First of all, let’s take a look at what UX is actually all about. The diagram below is a good representation of the sort of UX activities that go on in a typical project. You’ll see the dependencies between the tasks in their overlaps and top to bottom indicates a timeline in which each task is tackled; although in an Agile environment this is not actually a linear process, often requiring small, and sometimes even large, loop-backs to earlier tasks as more is learned about the needs of the user, the business and the criteria to be met for acceptance for launch.
Figure 1: Summary of main activities in a typical UX project
You may have noticed that UI Design is a bubble in this diagram outlining UX (by the way, this isn’t an exhaustive list of UX functions, but if we did one of those you probably wouldn’t have enough pixels on your screen to fit it all on in one go and for it to be legible!).
UI design is part of the UX process, but it’s not the be-all and end-all.

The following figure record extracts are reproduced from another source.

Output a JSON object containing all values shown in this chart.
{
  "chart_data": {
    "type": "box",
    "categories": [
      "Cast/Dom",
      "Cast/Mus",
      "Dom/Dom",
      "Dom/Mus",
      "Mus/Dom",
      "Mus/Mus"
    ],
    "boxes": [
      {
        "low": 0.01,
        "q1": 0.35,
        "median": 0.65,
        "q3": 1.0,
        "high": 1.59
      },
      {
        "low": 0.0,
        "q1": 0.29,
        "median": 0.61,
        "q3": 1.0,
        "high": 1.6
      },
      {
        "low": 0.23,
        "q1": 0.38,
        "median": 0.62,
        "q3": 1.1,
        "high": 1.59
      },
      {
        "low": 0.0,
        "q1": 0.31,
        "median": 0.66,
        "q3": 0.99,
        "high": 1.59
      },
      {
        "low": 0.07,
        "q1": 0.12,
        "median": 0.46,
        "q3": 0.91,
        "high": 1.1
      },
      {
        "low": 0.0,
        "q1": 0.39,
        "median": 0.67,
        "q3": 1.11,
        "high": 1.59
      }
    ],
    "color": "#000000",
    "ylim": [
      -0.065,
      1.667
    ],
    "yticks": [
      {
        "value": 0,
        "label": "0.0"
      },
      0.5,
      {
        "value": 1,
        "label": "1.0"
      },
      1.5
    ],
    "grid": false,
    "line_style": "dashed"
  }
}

In fact, it occurs after many other tasks in the overall UX process, and for good reason. Good UI design relies on the designer having been briefed thoroughly on what the application is to do, why it has to do it, why it has to do it a specific way, things to be aware of that are immutable (eg. either through regulation or corporate branding reasons) and where they have latitude to create, to pour their training and experience into the mix and, as the phrase goes, “make it pop”.
The easiest way to see whether you’re dealing with a UX practitioner or a UI designer is to ask to see their portfolio. Someone who shows you only interface designs is not a UX practitioner because their portfolios include scans of hand sketched diagrams, photos of card sorting exercises and workshops, user journey and workflow diagrams, personas, wireframes, even screen grabs of spreadsheets showing research or testing results that inform their work.
Now to reap the benefits
At GFT all of our UX practitioners have UI design skills and equally all of our UI designers have some good UX skills. At the bare minimum they work in UX/UI pairs to make sure that the client gets the best of all options in the work that’s done for them – thorough research, workshops with stakeholders, testing with users, working with the developers to ensure they understand what’s needed form the interfaces and why.
There has been a rebalancing in the marketplace over the past three or four years and the vast majority of UX designers are genuinely doing the work of a UX practitioner should, but there are still a few rogue UI designers around who concentrate in the UI and fail to do everything a good UX designer should.
Hopefully you’ve got some idea of how to spot them now!
The terminology has become a little confusing over the years and has settled on the term UX Designer meaning a person with the skillset of what used to be called a UX architect – an practitioner of UX tasks and processes. A UI designer is recognised to be the person who designs the screens but is otherwise not deeply, if at all, involved in the UX practices. Both are valuable assets, but do ask to see portfolios to check whether your UX designer really is what they say they are.